Umfangreiche Projekte

Auf dem Fenster-BAZ produziert werden mittlerweile verschiedene Fenstersysteme der Ernst Schweizer AG und auch sämtliche Türrahmen. Dadurch sind auf dem CNC-BAZ wieder Kapazitäten frei geworden, und die Schreinerei ist nun in der Lage, grössere Objekte von A bis Z selber zu produzieren. Im Moment ist beispielsweise ein Schulhaus in Planung, für welches die Schreinerei sämtliche Fenster, Fensterbänke, Türen und Einbauschränke herstellen darf. Übrigens: Bis auf Karlheinz Hinze hatte keiner der elf Mitarbeiter Erfahrung in der Fensterproduktion.

www.hinze-schreinerei.ch

 

Flexibel im Umbaubereich

Auf einer Kehl- und Schlitz-/Zapfenmaschine hat die Imwinkelried AG jahrzehntelang ihre Fenster produziert. Die Inhaber der Schreinerei mit insgesamt 15 Mitarbeitern in Fiesch VS spielten auch schon mit dem Gedanken, in eine klassische Winkelanlage zu investieren. «Für unseren Mischbetrieb wäre das aber eindeutig nicht das Richtige gewesen», erzählt Mitinhaber Willi Imwinkelried.

Passt wie angegossen

An der Holzmesse in Basel entdeckte man dann das neue Fensterbearbeitungszentrum «UniLine» von Biesse. «Es war schnell klar, dass diese Maschine die ideale Lösung für unsere Anforderung darstellt», sagt Imwinkelried. Insbesondere das Gesamtpaket von Maschine, Werkzeugen und Fenstersystem in Verbindung mit der automatischen Fertigung sowie auch der kompakten Bauweise konnten überzeugen, und das, obwohl damit eine Umstellung vom bisherigen Fenstersystem von Jansen auf die von Biesse vorgegebene Lösung für die Ernst Schweizer AG nötig wurde.

Zudem war zu diesem Zeitpunkt das neue 5-Achs-BAZ noch nicht sehr lange in Betrieb, und auch die Absauganlage wurde erneuert.
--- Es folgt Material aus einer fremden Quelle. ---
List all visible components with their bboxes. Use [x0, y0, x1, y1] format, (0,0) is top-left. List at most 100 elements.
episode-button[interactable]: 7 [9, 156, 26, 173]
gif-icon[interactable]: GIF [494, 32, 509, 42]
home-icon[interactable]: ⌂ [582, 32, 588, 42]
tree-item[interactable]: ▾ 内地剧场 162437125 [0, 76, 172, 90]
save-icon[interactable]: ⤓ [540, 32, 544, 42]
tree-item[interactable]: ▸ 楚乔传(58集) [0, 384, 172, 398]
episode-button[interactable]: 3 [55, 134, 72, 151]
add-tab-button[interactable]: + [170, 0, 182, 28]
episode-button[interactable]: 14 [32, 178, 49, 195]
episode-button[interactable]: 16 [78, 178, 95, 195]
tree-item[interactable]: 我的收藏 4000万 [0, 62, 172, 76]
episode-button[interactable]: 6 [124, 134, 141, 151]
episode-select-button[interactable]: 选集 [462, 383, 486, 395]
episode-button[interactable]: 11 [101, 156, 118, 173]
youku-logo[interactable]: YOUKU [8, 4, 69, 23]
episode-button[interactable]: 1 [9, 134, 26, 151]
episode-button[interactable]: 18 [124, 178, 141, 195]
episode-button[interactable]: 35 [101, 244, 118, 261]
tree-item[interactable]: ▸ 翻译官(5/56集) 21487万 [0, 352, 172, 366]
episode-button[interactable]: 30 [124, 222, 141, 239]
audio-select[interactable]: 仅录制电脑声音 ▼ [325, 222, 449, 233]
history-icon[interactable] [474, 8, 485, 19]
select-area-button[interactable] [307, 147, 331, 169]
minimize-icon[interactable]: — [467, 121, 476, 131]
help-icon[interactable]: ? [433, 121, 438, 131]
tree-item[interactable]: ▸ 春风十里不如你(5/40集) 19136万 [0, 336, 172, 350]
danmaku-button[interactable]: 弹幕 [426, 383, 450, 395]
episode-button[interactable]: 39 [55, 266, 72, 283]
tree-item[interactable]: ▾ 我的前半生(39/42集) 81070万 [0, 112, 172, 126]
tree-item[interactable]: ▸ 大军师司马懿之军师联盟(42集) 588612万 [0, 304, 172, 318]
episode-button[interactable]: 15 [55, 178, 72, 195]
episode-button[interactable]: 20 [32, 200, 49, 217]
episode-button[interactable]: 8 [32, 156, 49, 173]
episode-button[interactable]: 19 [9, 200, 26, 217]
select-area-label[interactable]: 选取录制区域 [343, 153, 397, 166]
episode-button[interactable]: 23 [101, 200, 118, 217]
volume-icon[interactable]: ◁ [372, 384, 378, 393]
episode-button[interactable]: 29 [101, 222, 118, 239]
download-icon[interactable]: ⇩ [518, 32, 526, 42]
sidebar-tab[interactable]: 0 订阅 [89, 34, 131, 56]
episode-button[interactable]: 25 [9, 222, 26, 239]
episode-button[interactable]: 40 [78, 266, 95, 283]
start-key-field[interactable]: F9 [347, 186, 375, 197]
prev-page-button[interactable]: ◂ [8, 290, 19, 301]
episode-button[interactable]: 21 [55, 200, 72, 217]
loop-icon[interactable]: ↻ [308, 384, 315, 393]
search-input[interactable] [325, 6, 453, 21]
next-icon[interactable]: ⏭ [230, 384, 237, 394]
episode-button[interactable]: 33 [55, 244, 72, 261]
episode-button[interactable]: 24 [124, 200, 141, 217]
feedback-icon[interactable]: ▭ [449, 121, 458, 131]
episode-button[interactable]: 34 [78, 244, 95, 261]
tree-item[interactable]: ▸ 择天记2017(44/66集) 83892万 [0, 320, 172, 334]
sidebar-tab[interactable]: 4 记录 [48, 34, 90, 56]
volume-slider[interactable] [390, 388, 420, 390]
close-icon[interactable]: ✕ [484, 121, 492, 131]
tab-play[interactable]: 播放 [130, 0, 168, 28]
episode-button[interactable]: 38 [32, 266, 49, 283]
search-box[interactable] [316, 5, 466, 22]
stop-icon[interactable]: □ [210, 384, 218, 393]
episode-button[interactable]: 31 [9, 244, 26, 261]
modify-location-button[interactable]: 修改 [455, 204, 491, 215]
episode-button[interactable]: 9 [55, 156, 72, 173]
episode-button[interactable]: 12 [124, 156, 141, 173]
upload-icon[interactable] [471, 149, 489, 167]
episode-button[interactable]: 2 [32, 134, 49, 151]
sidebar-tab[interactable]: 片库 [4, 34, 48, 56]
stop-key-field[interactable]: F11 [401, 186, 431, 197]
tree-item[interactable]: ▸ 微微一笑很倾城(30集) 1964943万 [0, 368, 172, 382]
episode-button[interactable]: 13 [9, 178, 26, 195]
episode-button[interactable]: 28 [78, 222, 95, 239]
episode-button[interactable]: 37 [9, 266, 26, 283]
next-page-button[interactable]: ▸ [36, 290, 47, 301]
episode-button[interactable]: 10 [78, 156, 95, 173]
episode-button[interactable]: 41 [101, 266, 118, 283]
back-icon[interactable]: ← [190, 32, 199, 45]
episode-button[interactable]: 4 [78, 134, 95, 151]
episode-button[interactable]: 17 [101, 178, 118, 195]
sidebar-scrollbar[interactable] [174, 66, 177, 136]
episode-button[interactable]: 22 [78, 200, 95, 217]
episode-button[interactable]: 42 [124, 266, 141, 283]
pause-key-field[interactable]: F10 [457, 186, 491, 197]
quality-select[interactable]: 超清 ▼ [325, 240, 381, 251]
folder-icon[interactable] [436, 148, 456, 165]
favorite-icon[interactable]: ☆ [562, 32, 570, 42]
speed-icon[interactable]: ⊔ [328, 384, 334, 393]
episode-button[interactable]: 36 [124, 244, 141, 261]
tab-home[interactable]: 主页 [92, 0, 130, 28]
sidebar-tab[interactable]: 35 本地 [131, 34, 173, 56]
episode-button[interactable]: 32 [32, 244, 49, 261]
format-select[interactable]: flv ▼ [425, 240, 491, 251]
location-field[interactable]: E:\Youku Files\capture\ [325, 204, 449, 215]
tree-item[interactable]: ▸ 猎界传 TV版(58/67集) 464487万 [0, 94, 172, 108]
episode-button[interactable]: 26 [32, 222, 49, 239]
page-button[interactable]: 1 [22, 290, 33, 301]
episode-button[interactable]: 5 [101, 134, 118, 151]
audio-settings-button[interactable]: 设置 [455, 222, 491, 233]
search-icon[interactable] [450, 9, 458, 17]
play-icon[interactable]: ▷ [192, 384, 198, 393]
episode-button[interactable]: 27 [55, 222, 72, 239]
Grosse Veränderungen kündigten sich für das Unternehmen an. Aber man packte die Chance und gestaltete das Werkstattlayout so, dass die «UniLine» perfekt hineinpasste. Dank dem Werkstückmagazin kann nun ein Maschinist problemlos das Fenster- und das 5-Achs-BAZ alleine bedienen, oder er verleimt nebenbei die fertig gefrästen Einzelteile.

Mehr Flexibilität

Künftig sollen ausserdem Verkleidungen, Rahmen- und Futterteile von Türen ebenfalls auf der «UniLine» produziert werden. Zudem will man auch in Kürze eine Heimatschutzfenster-Lösung in der eigenen Werkstatt herstellen. Genau diese Flexibilität ist gemäss Imwinkelried ein weiterer, wichtiger Faktor, denn die Schreinerei ist sehr stark im Umbaubereich von Einfamilienhäusern tätig: «Da kommt es vor, dass nebst anderen Innenausbauarbeiten lediglich ein einzelnes Produkt oder ganze Kleinserien von zehn und mehr Fenstern produziert werden müssen.»